Monday, April 13, 2015

The circle of life...

Last week, during Nature class in the Nature room, we heard a loud "thump" on the window.  The llama class looked out to investigate what might have made this sound.  We found this little songbird lying on the ground outside.
The bird, which we later identified as a Golden Crowned Kinglet, had been on it's way up North to it's summer nesting grounds in Northern Minnesota or Canada, when it hit the large windows of the Nature Room.  We discussed what it meant to live near a migration route along the Mississippi River.  The children decided that we should do something so that no other bird would hit the windows.



We read the book, The Dead Bird, by Margaret Wise Brown. 


 In this book, children come across a dead bird, and decide to give it a funeral.  The llama class decided to do the same.

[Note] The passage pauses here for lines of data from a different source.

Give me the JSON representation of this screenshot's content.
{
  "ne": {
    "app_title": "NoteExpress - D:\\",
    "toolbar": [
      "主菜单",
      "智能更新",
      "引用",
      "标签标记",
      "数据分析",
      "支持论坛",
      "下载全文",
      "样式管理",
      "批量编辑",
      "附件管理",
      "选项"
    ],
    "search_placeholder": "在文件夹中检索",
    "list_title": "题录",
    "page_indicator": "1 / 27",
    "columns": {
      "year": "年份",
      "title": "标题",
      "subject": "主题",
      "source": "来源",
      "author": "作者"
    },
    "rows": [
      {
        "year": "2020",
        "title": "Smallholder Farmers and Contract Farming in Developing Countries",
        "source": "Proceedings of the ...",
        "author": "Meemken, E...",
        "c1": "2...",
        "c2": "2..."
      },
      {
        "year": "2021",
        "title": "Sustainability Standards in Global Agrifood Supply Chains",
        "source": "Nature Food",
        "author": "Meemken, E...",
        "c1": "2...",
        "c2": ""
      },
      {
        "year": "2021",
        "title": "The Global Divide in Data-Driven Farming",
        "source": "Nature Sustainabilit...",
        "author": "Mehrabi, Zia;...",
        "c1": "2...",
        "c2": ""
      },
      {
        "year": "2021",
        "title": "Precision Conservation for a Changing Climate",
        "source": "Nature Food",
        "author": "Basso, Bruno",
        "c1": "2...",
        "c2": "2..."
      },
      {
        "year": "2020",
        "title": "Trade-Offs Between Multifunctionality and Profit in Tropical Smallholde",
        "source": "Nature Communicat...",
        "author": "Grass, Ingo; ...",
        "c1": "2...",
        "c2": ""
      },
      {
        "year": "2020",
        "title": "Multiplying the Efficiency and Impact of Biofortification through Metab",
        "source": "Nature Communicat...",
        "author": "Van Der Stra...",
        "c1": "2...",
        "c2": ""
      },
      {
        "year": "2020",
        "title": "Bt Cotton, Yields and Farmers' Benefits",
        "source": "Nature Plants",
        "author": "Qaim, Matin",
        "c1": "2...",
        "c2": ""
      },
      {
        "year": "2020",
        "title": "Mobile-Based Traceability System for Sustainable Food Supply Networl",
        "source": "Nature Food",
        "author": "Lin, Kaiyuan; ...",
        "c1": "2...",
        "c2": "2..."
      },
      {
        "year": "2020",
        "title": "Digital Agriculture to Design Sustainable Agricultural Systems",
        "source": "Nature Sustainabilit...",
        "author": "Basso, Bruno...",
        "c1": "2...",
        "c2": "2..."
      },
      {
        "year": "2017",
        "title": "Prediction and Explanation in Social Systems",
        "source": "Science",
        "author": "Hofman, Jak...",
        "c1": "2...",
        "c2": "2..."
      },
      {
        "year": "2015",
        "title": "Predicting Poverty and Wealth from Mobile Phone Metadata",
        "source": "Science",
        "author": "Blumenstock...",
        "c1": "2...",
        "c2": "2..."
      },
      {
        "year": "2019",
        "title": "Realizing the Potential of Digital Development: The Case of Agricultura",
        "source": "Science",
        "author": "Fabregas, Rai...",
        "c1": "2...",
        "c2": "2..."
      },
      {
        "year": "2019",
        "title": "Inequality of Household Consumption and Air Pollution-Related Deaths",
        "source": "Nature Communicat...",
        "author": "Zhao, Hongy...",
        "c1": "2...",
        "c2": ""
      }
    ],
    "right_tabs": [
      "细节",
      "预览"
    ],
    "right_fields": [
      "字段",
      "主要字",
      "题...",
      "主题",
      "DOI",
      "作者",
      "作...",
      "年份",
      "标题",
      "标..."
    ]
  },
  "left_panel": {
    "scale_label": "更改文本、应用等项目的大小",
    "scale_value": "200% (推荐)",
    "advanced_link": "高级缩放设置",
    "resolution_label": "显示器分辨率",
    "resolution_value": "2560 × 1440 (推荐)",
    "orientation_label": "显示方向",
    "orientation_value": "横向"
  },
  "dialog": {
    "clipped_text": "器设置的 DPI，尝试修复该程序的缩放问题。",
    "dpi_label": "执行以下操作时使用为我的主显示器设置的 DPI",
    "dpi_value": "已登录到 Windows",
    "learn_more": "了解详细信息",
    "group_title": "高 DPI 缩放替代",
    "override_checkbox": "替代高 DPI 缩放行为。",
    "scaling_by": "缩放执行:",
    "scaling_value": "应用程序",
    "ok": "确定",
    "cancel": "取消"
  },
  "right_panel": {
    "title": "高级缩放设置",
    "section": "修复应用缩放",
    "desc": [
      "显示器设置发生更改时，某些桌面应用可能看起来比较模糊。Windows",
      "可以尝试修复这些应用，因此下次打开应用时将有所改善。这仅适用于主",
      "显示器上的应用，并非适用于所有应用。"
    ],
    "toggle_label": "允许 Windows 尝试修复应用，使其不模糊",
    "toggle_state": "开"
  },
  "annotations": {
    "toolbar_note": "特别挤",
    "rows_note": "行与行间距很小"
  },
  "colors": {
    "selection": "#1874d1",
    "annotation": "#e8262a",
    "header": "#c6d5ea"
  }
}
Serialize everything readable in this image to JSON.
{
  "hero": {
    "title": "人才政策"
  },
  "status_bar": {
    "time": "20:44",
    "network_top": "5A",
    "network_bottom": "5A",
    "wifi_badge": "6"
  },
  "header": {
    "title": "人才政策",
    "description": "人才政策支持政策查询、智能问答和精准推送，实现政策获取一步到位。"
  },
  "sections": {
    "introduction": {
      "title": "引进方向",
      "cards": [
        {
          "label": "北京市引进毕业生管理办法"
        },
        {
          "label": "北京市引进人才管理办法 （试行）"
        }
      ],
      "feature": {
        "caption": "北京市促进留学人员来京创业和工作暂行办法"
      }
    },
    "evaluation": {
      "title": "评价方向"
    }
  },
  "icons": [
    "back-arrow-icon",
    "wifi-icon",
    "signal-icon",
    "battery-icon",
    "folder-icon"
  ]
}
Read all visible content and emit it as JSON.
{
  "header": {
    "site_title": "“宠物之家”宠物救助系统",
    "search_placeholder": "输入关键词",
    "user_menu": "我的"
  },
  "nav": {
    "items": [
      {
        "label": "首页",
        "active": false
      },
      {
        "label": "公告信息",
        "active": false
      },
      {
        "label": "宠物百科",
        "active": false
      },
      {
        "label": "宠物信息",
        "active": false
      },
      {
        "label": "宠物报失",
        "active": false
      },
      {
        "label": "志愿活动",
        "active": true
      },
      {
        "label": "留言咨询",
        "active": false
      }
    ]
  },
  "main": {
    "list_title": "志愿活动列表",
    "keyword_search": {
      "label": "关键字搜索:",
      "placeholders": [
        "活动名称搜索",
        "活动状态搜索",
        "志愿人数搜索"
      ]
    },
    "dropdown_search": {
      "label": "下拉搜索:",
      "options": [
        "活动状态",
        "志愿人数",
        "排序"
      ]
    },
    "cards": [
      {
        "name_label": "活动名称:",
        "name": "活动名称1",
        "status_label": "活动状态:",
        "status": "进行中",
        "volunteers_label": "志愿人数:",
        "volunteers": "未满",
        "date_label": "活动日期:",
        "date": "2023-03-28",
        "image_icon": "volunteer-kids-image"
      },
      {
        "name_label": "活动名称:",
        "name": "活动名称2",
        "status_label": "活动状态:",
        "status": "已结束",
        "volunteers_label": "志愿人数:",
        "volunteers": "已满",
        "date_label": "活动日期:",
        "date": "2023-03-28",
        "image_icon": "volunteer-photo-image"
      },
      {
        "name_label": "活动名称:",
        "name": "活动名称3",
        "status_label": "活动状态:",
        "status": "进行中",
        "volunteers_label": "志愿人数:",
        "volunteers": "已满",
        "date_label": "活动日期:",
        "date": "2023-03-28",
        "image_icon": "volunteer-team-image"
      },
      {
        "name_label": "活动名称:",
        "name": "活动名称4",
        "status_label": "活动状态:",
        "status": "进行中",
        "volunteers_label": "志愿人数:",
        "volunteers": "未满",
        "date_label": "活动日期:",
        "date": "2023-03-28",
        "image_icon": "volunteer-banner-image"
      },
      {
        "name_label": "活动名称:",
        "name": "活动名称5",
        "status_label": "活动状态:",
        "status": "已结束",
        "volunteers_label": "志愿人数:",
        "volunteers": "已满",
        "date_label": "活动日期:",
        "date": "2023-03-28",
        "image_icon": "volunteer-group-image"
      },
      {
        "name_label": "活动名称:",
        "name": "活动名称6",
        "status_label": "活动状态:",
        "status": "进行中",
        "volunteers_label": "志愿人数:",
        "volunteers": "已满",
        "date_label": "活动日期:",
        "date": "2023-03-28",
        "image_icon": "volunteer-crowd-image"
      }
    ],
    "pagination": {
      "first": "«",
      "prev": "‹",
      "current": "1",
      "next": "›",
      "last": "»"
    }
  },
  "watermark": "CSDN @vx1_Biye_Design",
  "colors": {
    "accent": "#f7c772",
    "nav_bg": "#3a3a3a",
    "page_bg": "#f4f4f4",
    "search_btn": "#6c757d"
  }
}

 We learned that the Golden Crowned Kinglet typically nests in coniferous trees, so the children found a peaceful place next to a conifer to bury the bird.
 The children took turns digging a hole in the dirt.
 Then, while holding hands, they sang the bird a song.
"Make new friends, but keep the old

One is silver and the other gold.

A circle is round, it has no end

That’s how long I want to be your friend.

Here is my hand, and here is the other

Let’s put them together and we have each other."


How lucky am I to work with such amazingly sweet kids!